Search code examples
spatstat

'spatstat' package: Fitting cluster process models


I have several questions regarding fitting cluster process models using the spatstat package, to solve a problem I am working on.

  1. Is there a recommended minimum sample size consideration when fitting a cluster process model to get reliable estimates for the model parameters?

  2. If it is known that the point pattern is inhomogeneous and the intensity varies with x and y, is it correct to include x and y as an interaction term in the model? In my scenario I think a modified Thomas model would be ideal. So will the following be correct in implementing this?

kppm(ppdata ~ x*y, clusters ="Thomas", method = "palm", statistic = "Kinhom")

Although cluster intensity and sibling probability change in using this, the scale parameter was estimated as the same value as the homogenous case below.

kppm(ppdata ~ 1, clusters ="Thomas", method = "palm", statistic = "K")

Thanks in advance!


Solution

  • Is there a recommended minimum sample size consideration when fitting a cluster process model to get reliable estimates for the model parameters?

    This is a topic of current research. The answer depends on the strength and range of clustering (as well as on the definition of "reliable" estimates). Most of the standard test case examples contain 100 to 200 points.

    If it is known that the point pattern is inhomogeneous and the intensity varies with x and y, is it correct to include x and y as an interaction term in the model? In my scenario I think a modified Thomas model would be ideal. So will the following be correct in implementing this? kppm(ppdata ~ x*y, clusters ="Thomas", method = "palm", statistic = "Kinhom")

    The argument statistic="Kinhom" is only relevant when method="mincontrast" and it is ignored when method="palm".

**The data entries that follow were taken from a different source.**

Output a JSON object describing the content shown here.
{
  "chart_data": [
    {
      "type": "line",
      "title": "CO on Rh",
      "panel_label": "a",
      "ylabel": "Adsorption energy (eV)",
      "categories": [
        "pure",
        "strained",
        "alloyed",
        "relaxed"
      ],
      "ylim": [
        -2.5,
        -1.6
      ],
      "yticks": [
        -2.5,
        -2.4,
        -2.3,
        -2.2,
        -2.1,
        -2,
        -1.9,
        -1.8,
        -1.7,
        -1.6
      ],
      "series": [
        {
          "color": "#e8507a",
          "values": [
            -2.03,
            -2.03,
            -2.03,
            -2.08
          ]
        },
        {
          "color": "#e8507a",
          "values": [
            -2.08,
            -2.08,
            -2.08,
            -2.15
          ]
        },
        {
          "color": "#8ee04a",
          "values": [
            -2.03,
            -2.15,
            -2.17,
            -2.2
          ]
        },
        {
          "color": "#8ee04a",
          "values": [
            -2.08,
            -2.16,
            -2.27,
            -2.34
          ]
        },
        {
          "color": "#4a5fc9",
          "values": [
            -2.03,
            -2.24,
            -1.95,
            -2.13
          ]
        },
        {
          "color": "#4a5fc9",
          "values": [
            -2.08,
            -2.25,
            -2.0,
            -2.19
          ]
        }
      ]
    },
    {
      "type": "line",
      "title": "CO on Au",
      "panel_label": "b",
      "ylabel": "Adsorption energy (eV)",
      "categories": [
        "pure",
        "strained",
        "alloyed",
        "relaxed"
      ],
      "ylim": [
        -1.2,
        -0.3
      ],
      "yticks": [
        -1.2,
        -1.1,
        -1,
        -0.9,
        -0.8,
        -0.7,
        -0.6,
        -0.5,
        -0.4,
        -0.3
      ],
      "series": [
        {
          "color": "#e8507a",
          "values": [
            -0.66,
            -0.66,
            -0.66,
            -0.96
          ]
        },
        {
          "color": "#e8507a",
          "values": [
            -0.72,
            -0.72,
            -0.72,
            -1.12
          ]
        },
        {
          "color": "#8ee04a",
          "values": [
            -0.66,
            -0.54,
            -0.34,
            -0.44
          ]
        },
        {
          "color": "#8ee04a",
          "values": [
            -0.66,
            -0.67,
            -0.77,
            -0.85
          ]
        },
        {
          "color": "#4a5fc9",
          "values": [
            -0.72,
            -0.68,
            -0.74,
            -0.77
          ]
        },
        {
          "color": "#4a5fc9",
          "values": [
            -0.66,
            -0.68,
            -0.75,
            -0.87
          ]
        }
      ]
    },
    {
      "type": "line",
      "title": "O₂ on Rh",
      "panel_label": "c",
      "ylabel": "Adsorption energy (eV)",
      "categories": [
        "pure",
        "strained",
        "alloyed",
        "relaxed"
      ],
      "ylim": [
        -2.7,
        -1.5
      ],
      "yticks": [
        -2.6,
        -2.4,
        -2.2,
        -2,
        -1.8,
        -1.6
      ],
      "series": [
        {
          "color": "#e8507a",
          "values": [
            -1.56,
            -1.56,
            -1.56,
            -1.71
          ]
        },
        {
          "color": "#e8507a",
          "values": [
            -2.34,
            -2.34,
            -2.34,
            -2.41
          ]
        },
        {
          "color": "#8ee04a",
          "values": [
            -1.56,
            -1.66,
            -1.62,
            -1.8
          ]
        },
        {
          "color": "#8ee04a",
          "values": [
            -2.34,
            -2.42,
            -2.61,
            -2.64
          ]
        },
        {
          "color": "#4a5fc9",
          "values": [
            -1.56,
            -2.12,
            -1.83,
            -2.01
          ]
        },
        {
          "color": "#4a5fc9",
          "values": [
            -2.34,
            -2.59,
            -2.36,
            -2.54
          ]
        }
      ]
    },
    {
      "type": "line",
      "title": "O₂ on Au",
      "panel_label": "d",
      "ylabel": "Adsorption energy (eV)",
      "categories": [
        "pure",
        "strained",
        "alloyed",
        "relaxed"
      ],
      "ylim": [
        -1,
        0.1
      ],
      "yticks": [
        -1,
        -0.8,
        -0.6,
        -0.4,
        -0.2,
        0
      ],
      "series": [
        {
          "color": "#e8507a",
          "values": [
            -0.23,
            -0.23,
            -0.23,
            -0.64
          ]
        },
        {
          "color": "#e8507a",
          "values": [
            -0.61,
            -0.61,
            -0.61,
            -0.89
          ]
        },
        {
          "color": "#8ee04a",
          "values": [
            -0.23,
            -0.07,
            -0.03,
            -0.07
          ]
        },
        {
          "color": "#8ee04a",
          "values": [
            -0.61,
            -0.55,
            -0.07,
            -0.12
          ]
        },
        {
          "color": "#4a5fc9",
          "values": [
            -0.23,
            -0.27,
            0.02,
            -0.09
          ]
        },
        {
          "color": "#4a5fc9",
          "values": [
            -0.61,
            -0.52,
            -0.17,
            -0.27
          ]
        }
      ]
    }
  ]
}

    In a formula, x*y means x + y + x:y. When the covariates x and y are numeric, x:y means xy. So the formula ppdata~x*y specifies that the intensity function takes the form lambda(x,y) = exp(a + bx + cy + dxy) where a,b,c,d are coefficients that will be estimated. If you're including the term xy you may as well include all the terms of order 2, using the formula ppdata~polynom(x,y,2) which specifies lambda(x,y) = exp(a + bx + cy + dxy + ex^2 + fy^2).

    In general terms, if the intensity depends on spatial location then you can either assume that the intensity follows a particular functional form (by specifying a model formula) or estimate the intensity nonparametrically, by kernel smoothing or similar methods. If there's no additional information about the form of the intensity then there's no right or wrong way to estimate it.

    You could alternatively use a nonparametric approach, first estimating the intensity by kernel smoothing (for example) as

      LambdaX <- density(ppdata, bw.ppp, at="points", leaveoneout=TRUE, positive=TRUE)
    

    Then

       K <- Kinhom(ppdata, LambdaX)
       M <- thomas.estK(K)
    

    Then M gives the fitted cluster parameters of the inhomogeneous Thomas process. Alternatively if you want to have a kppm object,

      Lambda <- density(ppdata, bw.ppp, positive=TRUE)
      M <- kppm(ppdata ~ offset(log(Lambda)), clusters="Thomas", method="palm")
    

    Finally a word of caution. In all of the above examples, a particular kind of inhomogeneity is assumed, which allows very convenient model-fitting. Simply knowing that the pattern is inhomogeneous does not guarantee that it has this particular, convenient type of inhomogeneity. For further information see Chapter 12 of the spatstat book.